Welcome to BeeSource Stephen.


----------



## Tenbears (May 15, 2012)

Welcome to besource. Do a search Of the Cleo Hogan Jr. trap out method. Great way to do just what you want.


----------



## GaryG74 (Apr 9, 2014)

Welcome to BeeSource! Agree with tenbears, Mr Hogan's trap out method works quite well.


----------



## Tigger19687 (Dec 27, 2014)

Welcome !!


----------



## AmericasBeekeeper (Jan 24, 2010)

Welcome Stephen!


----------



## Phoebee (Jan 29, 2014)

Welcome, Stephen. That introduction sounds a little bit like the ones they do at "12-step" meetings. Be advised, if you are not already addicted to beekeeping, you soon will be.


----------



## biggraham610 (Jun 26, 2013)

Welcome to Beesource Stephen. G


----------



## bbruff22 (Dec 24, 2013)

Welcome SMR! I have a visit to your country on my bucket list.


----------



## Cleo C. Hogan Jr (Feb 27, 2010)

SMR.. Send me an e-mail, [email protected] and I will send you my 12 page document on trapping bees. You can build your own trap from the info provided, and it has color photos of traps in progress. Everything you will need to know.

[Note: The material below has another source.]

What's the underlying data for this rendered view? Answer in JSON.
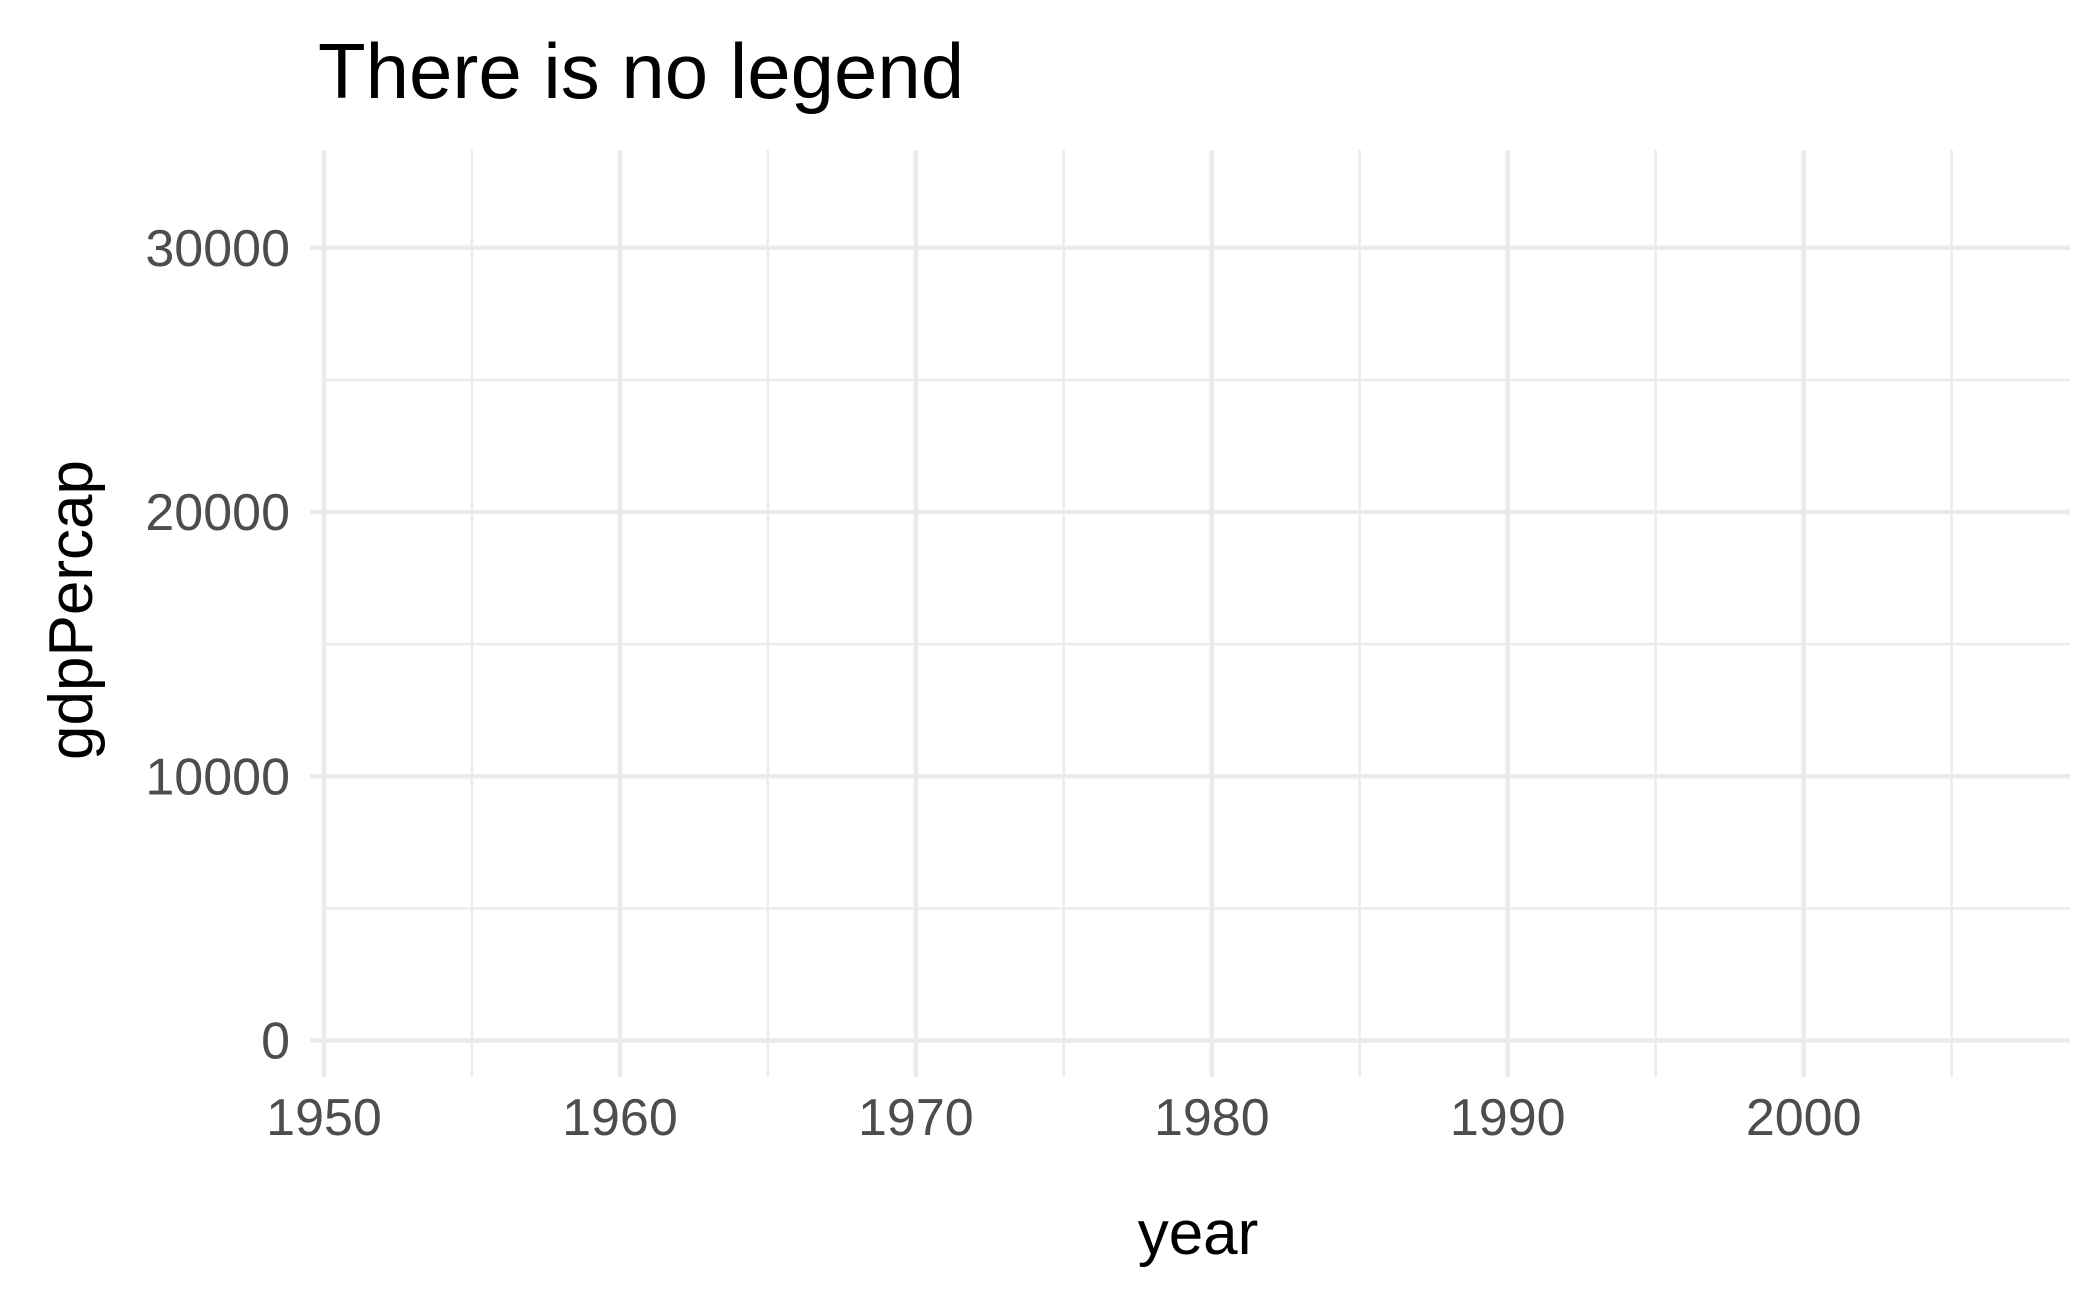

It is all "free", and no salesman will call.

cchoganjr


----------



## smr (Sep 9, 2015)

It is what it is , phoebee
I am hoping to get back into beekeeping 
Thanks


----------



## biggraham610 (Jun 26, 2013)

We all wish you the best smr. G


----------



## Phoebee (Jan 29, 2014)

smr said:


> It is what it is , phoebee
> I am hoping to get back into beekeeping
> Thanks


smr, a 12-step organization is one of those groups that treats addiction by having members stand up before the group and discuss their problem and progress. Alcoholics Anonymous is the originator of the idea. There probably should be a Beekeepers' Anonymous, as it is clearly an addictive passtime.


----------